Hal senada diungkapkan pengamat olahraga nasional Indonesia, Tommy Apriantono. Menurut Tommy, popularitas atlet hampir sama dengan selebritas, jadi wajar bila suara mereka didengar banyak orang.

Khusus di sepak bola, pesan atlet di dalam pertandingan baik lewat selebrasi atau tulisan khusus di kaus dianggap bisa berpotensi dipolitisasi. Maka, aksi yang dilakukan Jadon Sancho (Borussia Dortmund) dan Marcus Thuram (Borussia Monchengladbach) terancam sanksi.
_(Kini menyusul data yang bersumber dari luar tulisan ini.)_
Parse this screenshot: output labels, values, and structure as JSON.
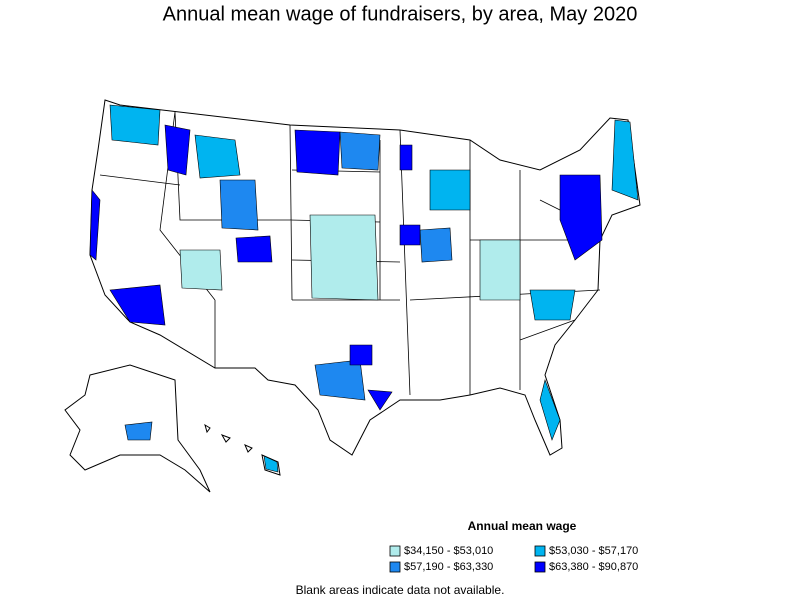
{
  "title": "Annual mean wage of fundraisers, by area, May 2020",
  "legend": {
    "title": "Annual mean wage",
    "items": [
      {
        "label": "$34,150 - $53,010",
        "color": "#b0ecec"
      },
      {
        "label": "$53,030 - $57,170",
        "color": "#00b4f0"
      },
      {
        "label": "$57,190 - $63,330",
        "color": "#1e88f0"
      },
      {
        "label": "$63,380 - $90,870",
        "color": "#0000ff"
      }
    ]
  },
  "note": "Blank areas indicate data not available."
}
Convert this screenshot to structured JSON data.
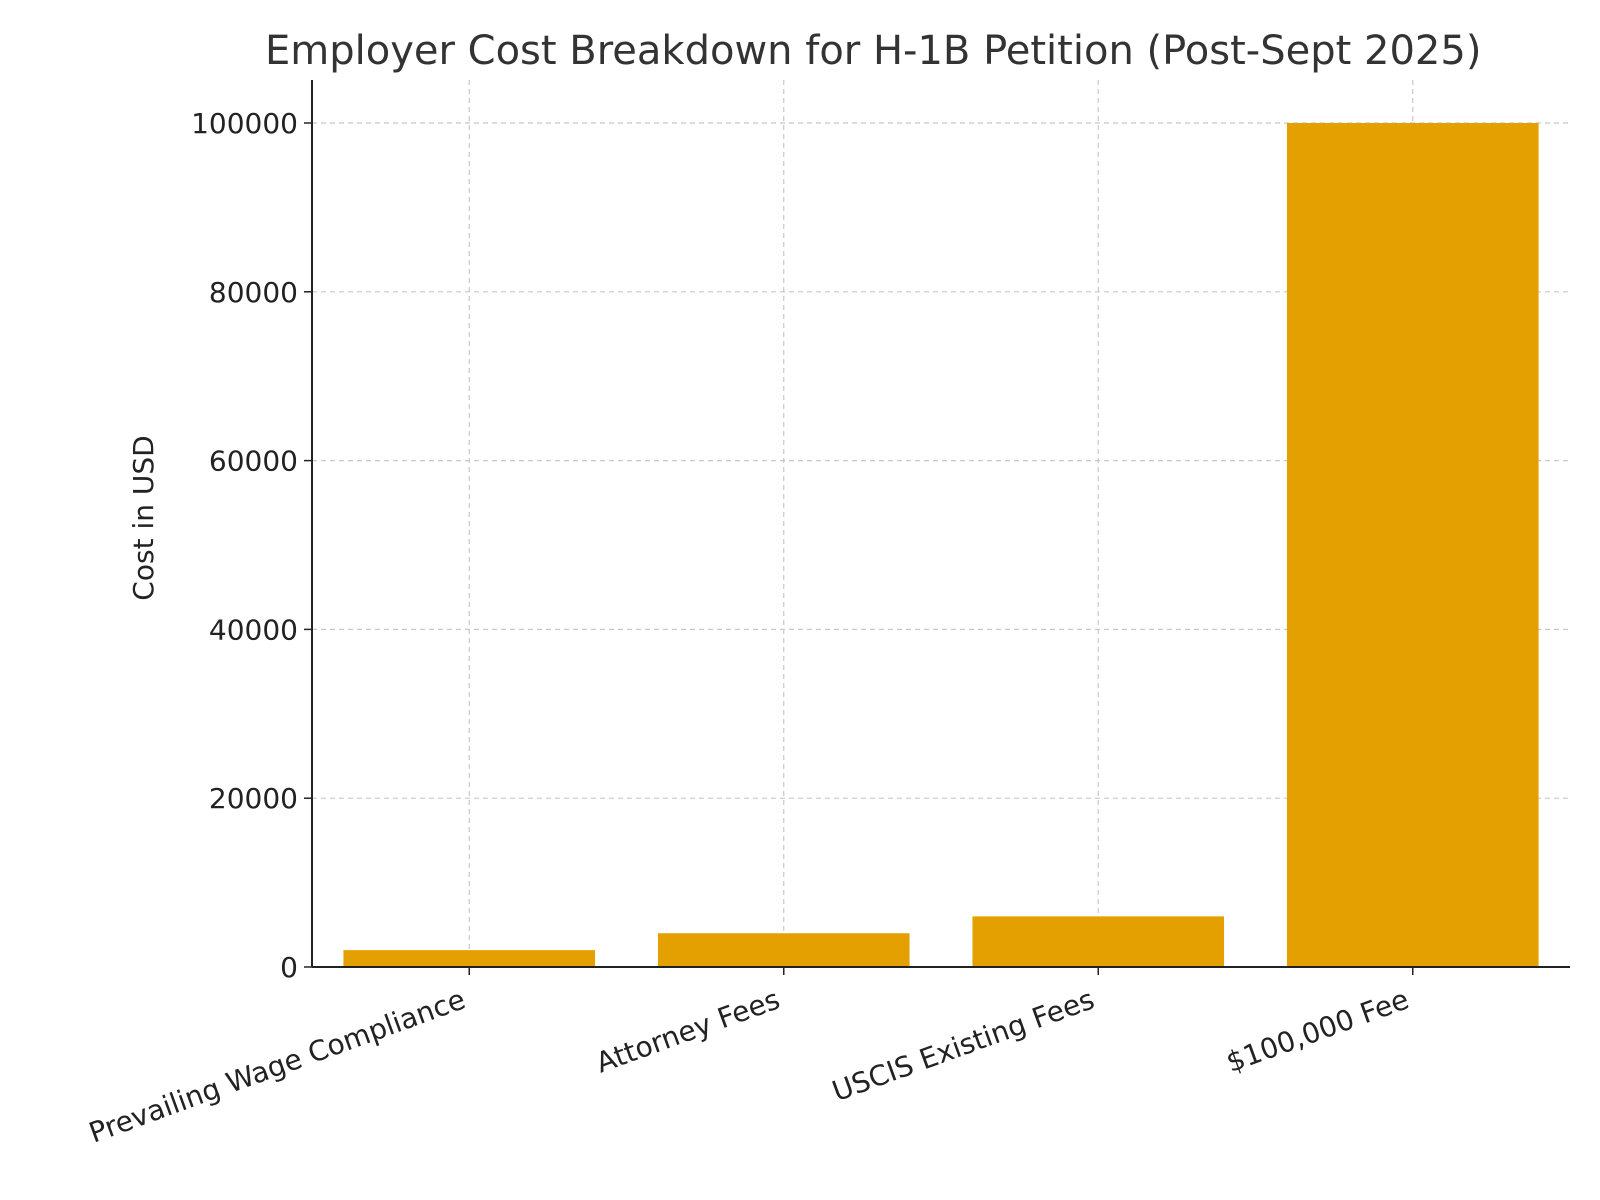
{
  "chart_data": {
    "type": "bar",
    "title": "Employer Cost Breakdown for H-1B Petition (Post-Sept 2025)",
    "xlabel": "",
    "ylabel": "Cost in USD",
    "categories": [
      "Prevailing Wage Compliance",
      "Attorney Fees",
      "USCIS Existing Fees",
      "$100,000 Fee"
    ],
    "values": [
      2000,
      4000,
      6000,
      100000
    ],
    "ylim": [
      0,
      105000
    ],
    "yticks": [
      0,
      20000,
      40000,
      60000,
      80000,
      100000
    ],
    "grid": true,
    "bar_color": "#E3A000"
  }
}
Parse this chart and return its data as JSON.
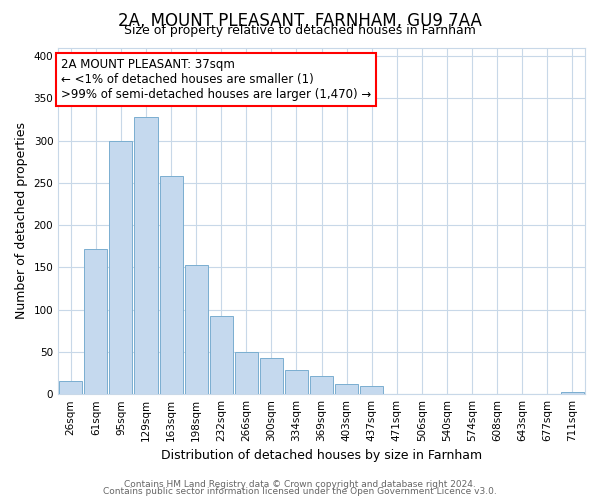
{
  "title": "2A, MOUNT PLEASANT, FARNHAM, GU9 7AA",
  "subtitle": "Size of property relative to detached houses in Farnham",
  "xlabel": "Distribution of detached houses by size in Farnham",
  "ylabel": "Number of detached properties",
  "bar_labels": [
    "26sqm",
    "61sqm",
    "95sqm",
    "129sqm",
    "163sqm",
    "198sqm",
    "232sqm",
    "266sqm",
    "300sqm",
    "334sqm",
    "369sqm",
    "403sqm",
    "437sqm",
    "471sqm",
    "506sqm",
    "540sqm",
    "574sqm",
    "608sqm",
    "643sqm",
    "677sqm",
    "711sqm"
  ],
  "bar_heights": [
    15,
    172,
    300,
    328,
    258,
    153,
    92,
    50,
    43,
    29,
    22,
    12,
    10,
    0,
    0,
    0,
    0,
    0,
    0,
    0,
    3
  ],
  "bar_color": "#c5d9ee",
  "bar_edge_color": "#7aaed0",
  "annotation_line1": "2A MOUNT PLEASANT: 37sqm",
  "annotation_line2": "← <1% of detached houses are smaller (1)",
  "annotation_line3": ">99% of semi-detached houses are larger (1,470) →",
  "ylim": [
    0,
    410
  ],
  "yticks": [
    0,
    50,
    100,
    150,
    200,
    250,
    300,
    350,
    400
  ],
  "footer1": "Contains HM Land Registry data © Crown copyright and database right 2024.",
  "footer2": "Contains public sector information licensed under the Open Government Licence v3.0.",
  "bg_color": "#ffffff",
  "plot_bg_color": "#ffffff",
  "grid_color": "#c8d8e8",
  "title_fontsize": 12,
  "subtitle_fontsize": 9,
  "axis_label_fontsize": 9,
  "tick_fontsize": 7.5,
  "annotation_fontsize": 8.5,
  "footer_fontsize": 6.5
}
“Memang atlet itu dampak sosial dan popularitasnya tinggi. Suara mereka bisa jadi gambaran buat masyarakat. Bundesliga kabarnya masih akan meneliti kesalahan Sancho atas simpatinya karena sepak bola tidak ingin dipolitisasi. Jadi, sangat besar pengaruhnya suara atlet terhadap dalam kehidupan sosial politik,” ungkap Tommy.